Dengan kata lain, tidak dipenuhinya ketentuan asas minimum pembuktian (yaitu dengan sekurang-kurangnya 2 alat bukti yang sah) dan disertai keyakinan hakim, maupun diputus lepas (onslag van recht vervolging) yakni segala tuntutan hukum atas perbuatan yang dilakukan terdakwa dalam surat dakwaan jaksa/penuntut umum telah terbukti secara sah dan meyakinkan menurut hukum, akan tetapi terdakwa tidak dapat dijatuhi pidana, karena perbuatan tersebut bukan merupakan tindak pidana, misalnya merupakan bidang hukum perdata, hukum adat atau hukum dagang.

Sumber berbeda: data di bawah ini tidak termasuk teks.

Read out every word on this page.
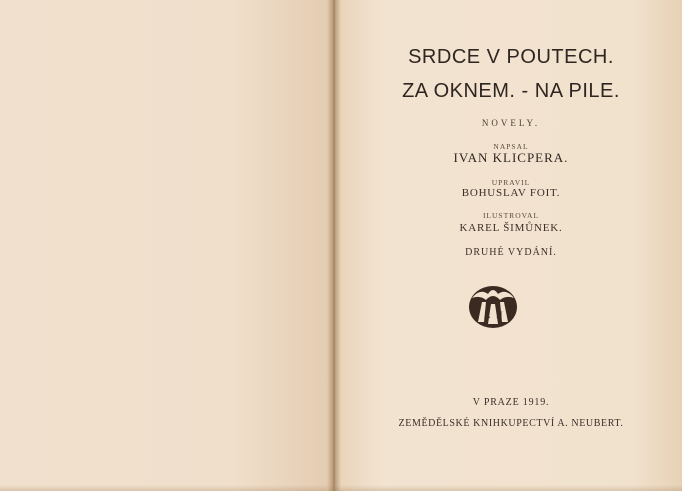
SRDCE V POUTECH.
ZA OKNEM. - NA PILE.
NOVELY.
NAPSAL
IVAN KLICPERA.
UPRAVIL
BOHUSLAV FOIT.
ILUSTROVAL
KAREL ŠIMŮNEK.
DRUHÉ VYDÁNÍ.
A N
V PRAZE 1919.
ZEMĚDĚLSKÉ KNIHKUPECTVÍ A. NEUBERT.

Seorang terdakwa juga dapat diputus secara sah dan meyakinkan dihukum pidana, namun sanksi pidana yang diberikan bisa tetap berupa pidana mati maupun berubah menjadi sanksi pidana lain yang telah diatur dalam Pasal 10 KUHP.

GRASI

Seorang terpidana yang dihukum dengan pidana mati memiliki hak untuk mengajukan Grasi yang ditujukan kepada Presiden melalui surat tertulis yang dibuat oleh terpidana maupun kuasa hukumnya, keluarga terpidana dengan persetujuan terpidana maupun tanpa persetujuan terpidana.

Grasi adalah pengampunan berupa perubahan, peringanan, pengurangan, atau penghapusan pelaksanaan pidana kepada terpidana yang diberikan oleh Presiden.” Pasal 1 angka 1 UU No. 22 tahun 2002 tentang Grasi (“UU GRASI”).

Atas permohonan Grasi tersebut, Presiden dapat mengabulkan atau menolak permohonan Grasi setelah mendapat pertimbangan dari Mahkamah Agung. Berdasarkan Pasal 4 ayat (1) UU Grasi, pemberian Grasi oleh Presiden dapat berupa:

a.peringanan atau perubahan jenis pidana;

b.pengurangan jumlah pidana; atau

c.penghapusan pelaksanaan pidana.

Adapun, pengajuan upaya hukum yang dilakukan oleh terdakwa tersebut menunda pelaksanaan eksekusi pidana mati. Dalam menunggu pelaksanaan eksekusi pidana mati, seorang terpidana ditahan dalam penjara atau tempat lain yang khusus ditunjuk oleh Jaksa Tinggi/Jaksa berdasarkan Pasal 5 Penpres 2/1964.

KESIMPULAN

Seorang terdakwa yang divonis dengan pidana mati di pengadilan tingkat pertama memiliki hak untuk mengajukan upaya hukum berupa upaya hukum banding, kasasi, dan peninjauan kembali. Dalam prosesnya, penjatuhan sanksi pidana dapat berubah menjadi lebih ringan, berat, maupun tetap sama yang mana hal tersebut berdasarkan penilaian hakim pada setiap tingkatannya. Selain daripada upaya hukum melalui jalur litigasi/pengadilan, terdakwa yang divonis dengan hukuman mati dapat mengajukan Grasi kepada Presiden untuk dapat dibebaskan maupun mendapatkan peringanan/perubahan hukuman.